Innocent Drinks also rides the ‘we couldn't help ourselves' wave, but with a team, not an inspirational leader. The Innocent story is one of setting up at festivals to provide vitamins to deficient ravers. They did so well they were invited to more and more festivals, until people started demanding Innocent products in shops. ‘Do you think we should do this full time?' they asked the people. The people gave them a resounding ‘yes.'

The irresistible product brand story puts the customer at the centre, and frames the company as a loyal servant of their needs. It allows you to tell your story in a way that's less about you and more about your higher purpose — to make a difference to your customers' lives.

4. The long road to success

Any company that's been around for longer than ten or twenty years has a ready-made story of beginnings, changes in direction, changes of ownership, struggles, controversies and more. What may seem mundane to you is also a human story of the blood, sweat and tears that can inspire and motivate people to want to get to know you better.

British car manufacturer, Aston Martin, tells the story of the passion and design that contributed to its chequered history in a slide show, employing simple phrases like ‘100 years of power, beauty, soul' to strike that emotional chord. I'll take two.

Even young companies can have stories about the struggle to succeed, especially if the founders had to fight to set up a company in the first place.

Asperger Experts is a website that helps parents raise kids on the Autistic Spectrum. Both the founders were diagnosed with Asperger's Syndrome in childhood. Their parents were told they'd find it hard to function as ‘normal' adults.

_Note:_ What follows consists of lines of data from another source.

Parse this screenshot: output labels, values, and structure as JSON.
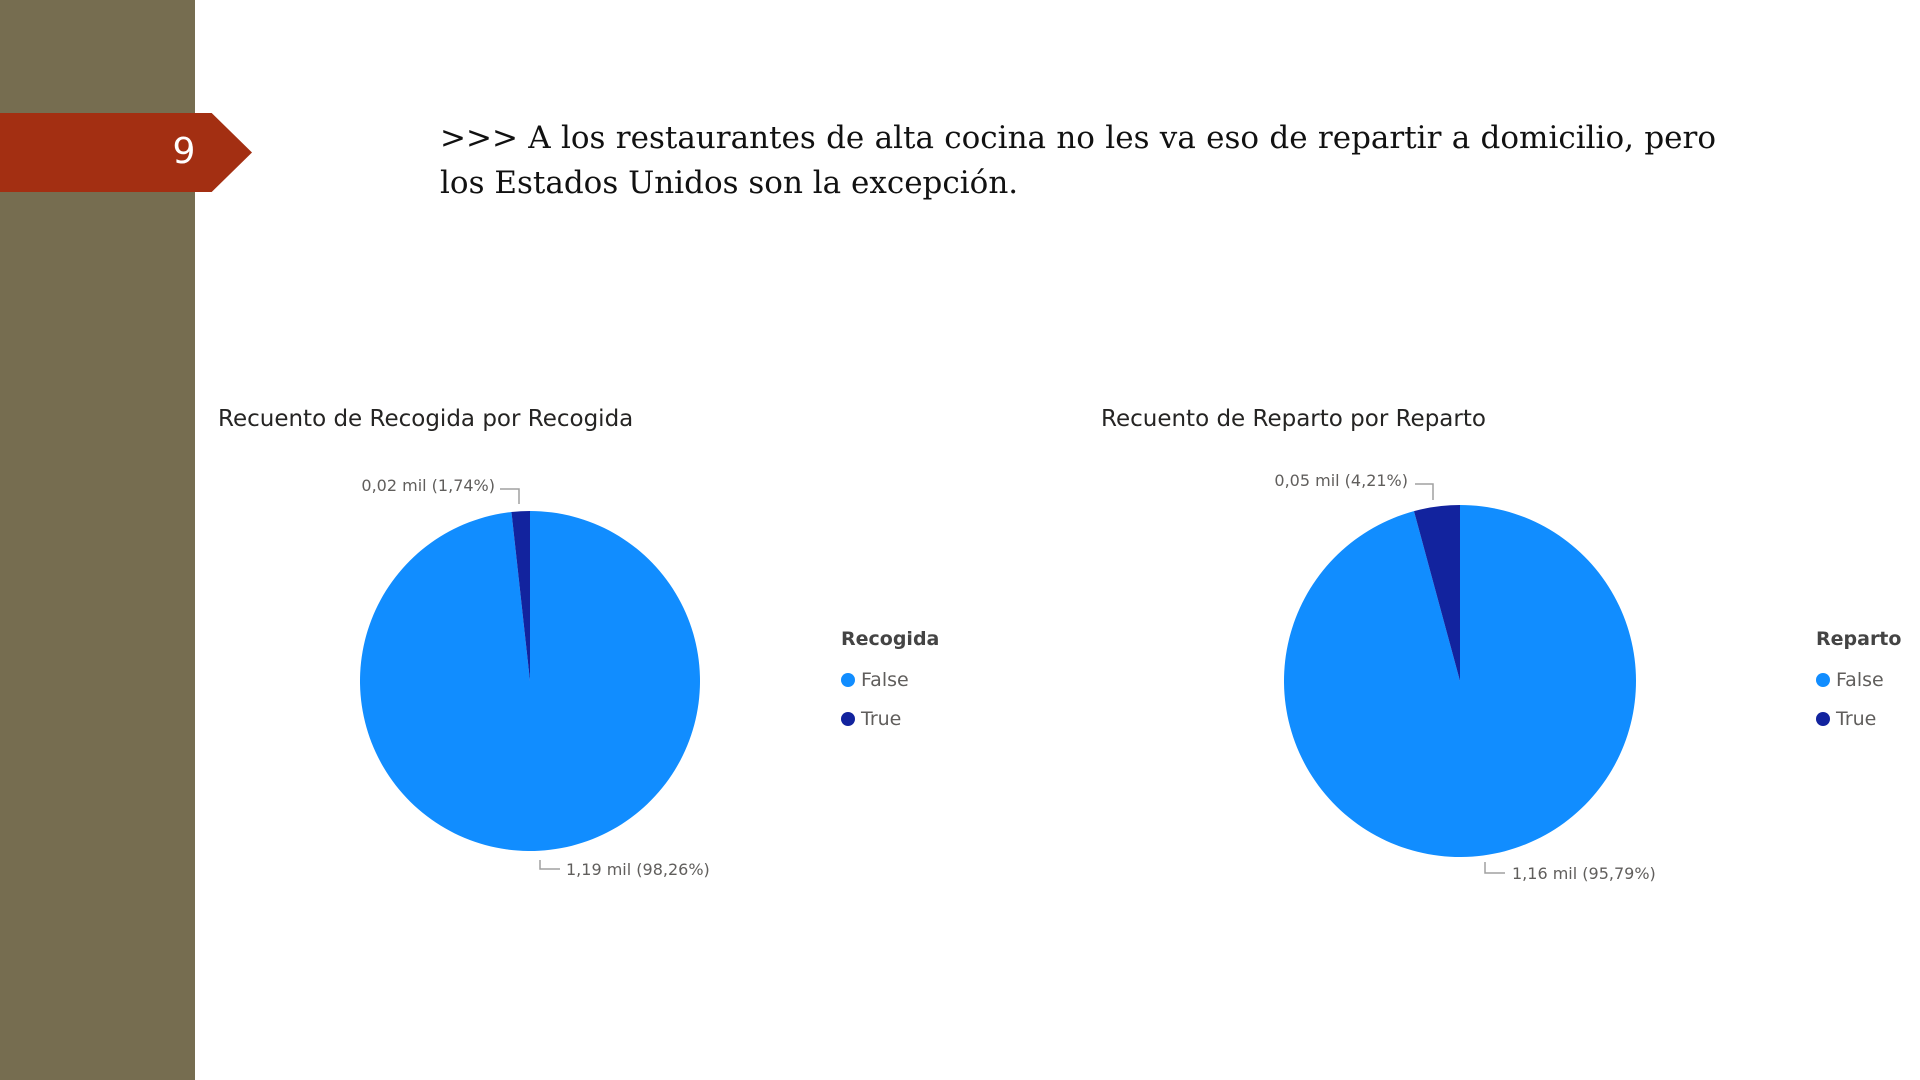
{
  "slide": {
    "page_number": "9",
    "text": ">>> A los restaurantes de alta cocina no les va eso de repartir a domicilio, pero los Estados Unidos son la excepción."
  },
  "colors": {
    "sidebar": "#766d50",
    "tab": "#a32f12",
    "false": "#118dff",
    "true": "#12239e"
  },
  "chart_data": [
    {
      "type": "pie",
      "title": "Recuento de Recogida por Recogida",
      "legend_title": "Recogida",
      "legend_position": "right",
      "categories": [
        "False",
        "True"
      ],
      "values": [
        1190,
        20
      ],
      "percentages": [
        98.26,
        1.74
      ],
      "data_labels": [
        "1,19 mil (98,26%)",
        "0,02 mil (1,74%)"
      ]
    },
    {
      "type": "pie",
      "title": "Recuento de Reparto por Reparto",
      "legend_title": "Reparto",
      "legend_position": "right",
      "categories": [
        "False",
        "True"
      ],
      "values": [
        1160,
        50
      ],
      "percentages": [
        95.79,
        4.21
      ],
      "data_labels": [
        "1,16 mil (95,79%)",
        "0,05 mil (4,21%)"
      ]
    }
  ]
}
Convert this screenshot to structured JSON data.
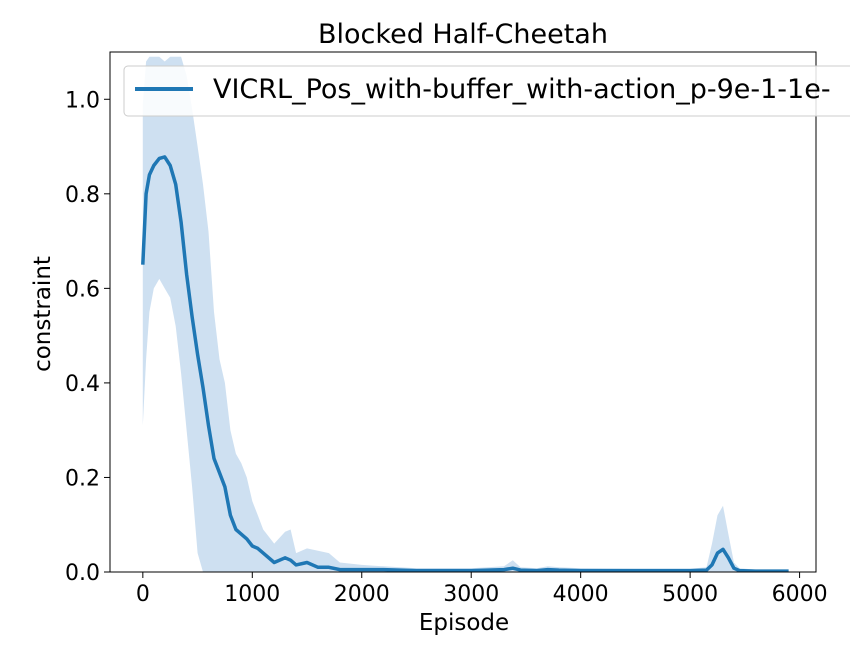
{
  "chart_data": {
    "type": "line",
    "title": "Blocked Half-Cheetah",
    "xlabel": "Episode",
    "ylabel": "constraint",
    "xlim": [
      -300,
      6150
    ],
    "ylim": [
      0,
      1.1
    ],
    "xticks": [
      0,
      1000,
      2000,
      3000,
      4000,
      5000,
      6000
    ],
    "xtick_labels": [
      "0",
      "1000",
      "2000",
      "3000",
      "4000",
      "5000",
      "6000"
    ],
    "yticks": [
      0.0,
      0.2,
      0.4,
      0.6,
      0.8,
      1.0
    ],
    "ytick_labels": [
      "0.0",
      "0.2",
      "0.4",
      "0.6",
      "0.8",
      "1.0"
    ],
    "grid": false,
    "legend_position": "top-right",
    "series": [
      {
        "name": "VICRL_Pos_with-buffer_with-action_p-9e-1-1e-",
        "color": "#1f77b4",
        "band_color": "#c6dbef",
        "x": [
          0,
          30,
          60,
          100,
          150,
          200,
          250,
          300,
          350,
          400,
          450,
          500,
          550,
          600,
          650,
          700,
          750,
          800,
          850,
          900,
          950,
          1000,
          1050,
          1100,
          1200,
          1300,
          1350,
          1400,
          1500,
          1600,
          1700,
          1800,
          2000,
          2200,
          2500,
          3000,
          3300,
          3380,
          3450,
          3600,
          3700,
          3800,
          4000,
          4500,
          5000,
          5150,
          5200,
          5250,
          5300,
          5350,
          5400,
          5450,
          5600,
          5900
        ],
        "y": [
          0.65,
          0.8,
          0.84,
          0.86,
          0.875,
          0.878,
          0.86,
          0.82,
          0.74,
          0.63,
          0.54,
          0.46,
          0.39,
          0.31,
          0.24,
          0.21,
          0.18,
          0.12,
          0.09,
          0.08,
          0.07,
          0.055,
          0.05,
          0.04,
          0.02,
          0.03,
          0.025,
          0.015,
          0.02,
          0.01,
          0.01,
          0.005,
          0.005,
          0.005,
          0.003,
          0.003,
          0.005,
          0.008,
          0.004,
          0.003,
          0.005,
          0.004,
          0.003,
          0.003,
          0.003,
          0.004,
          0.015,
          0.04,
          0.048,
          0.03,
          0.008,
          0.003,
          0.002,
          0.002
        ],
        "lower": [
          0.31,
          0.45,
          0.55,
          0.6,
          0.62,
          0.6,
          0.58,
          0.52,
          0.42,
          0.3,
          0.18,
          0.04,
          0.0,
          0.0,
          0.0,
          0.0,
          0.0,
          0.0,
          0.0,
          0.0,
          0.0,
          0.0,
          0.0,
          0.0,
          0.0,
          0.0,
          0.0,
          0.0,
          0.0,
          0.0,
          0.0,
          0.0,
          0.0,
          0.0,
          0.0,
          0.0,
          0.0,
          0.0,
          0.0,
          0.0,
          0.0,
          0.0,
          0.0,
          0.0,
          0.0,
          0.0,
          0.0,
          0.0,
          0.0,
          0.0,
          0.0,
          0.0,
          0.0,
          0.0
        ],
        "upper": [
          0.99,
          1.08,
          1.09,
          1.09,
          1.09,
          1.08,
          1.09,
          1.09,
          1.09,
          1.05,
          0.98,
          0.9,
          0.82,
          0.72,
          0.55,
          0.45,
          0.4,
          0.3,
          0.25,
          0.23,
          0.2,
          0.15,
          0.12,
          0.09,
          0.06,
          0.085,
          0.09,
          0.04,
          0.05,
          0.045,
          0.04,
          0.02,
          0.015,
          0.012,
          0.008,
          0.008,
          0.012,
          0.025,
          0.01,
          0.008,
          0.012,
          0.01,
          0.008,
          0.007,
          0.007,
          0.01,
          0.06,
          0.12,
          0.14,
          0.08,
          0.02,
          0.008,
          0.005,
          0.005
        ]
      }
    ]
  }
}
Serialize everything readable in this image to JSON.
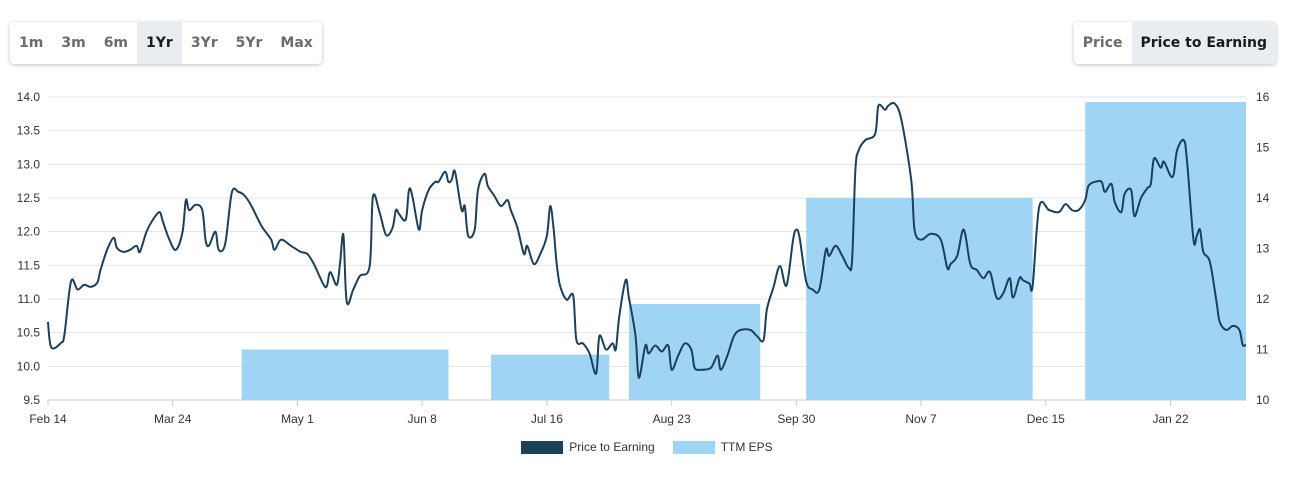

Thankfully, their parents raised them with techniques that built the bedrock of every piece of advice the founders offer to other struggling parents. What more authentic a story than ‘we know how to help you, because we know what your children are going through, and we know what they need to get through it?'

The long road to success brand story mixes passion, ambition, success, failure, changes of direction, phoenix-like rising from the flames, and everything you learned along the way to make a great story that helps people get to know you and what you stand for.

What's your story?

As online marketer, Neil Patel, says in his guide to writing a brand story, ‘Great stories give big voices to small ventures.'

If you communicate why you do what you do with a real human-interest story that highlights how you benefit your customers, you'll help people care about your business and make them want to get involved.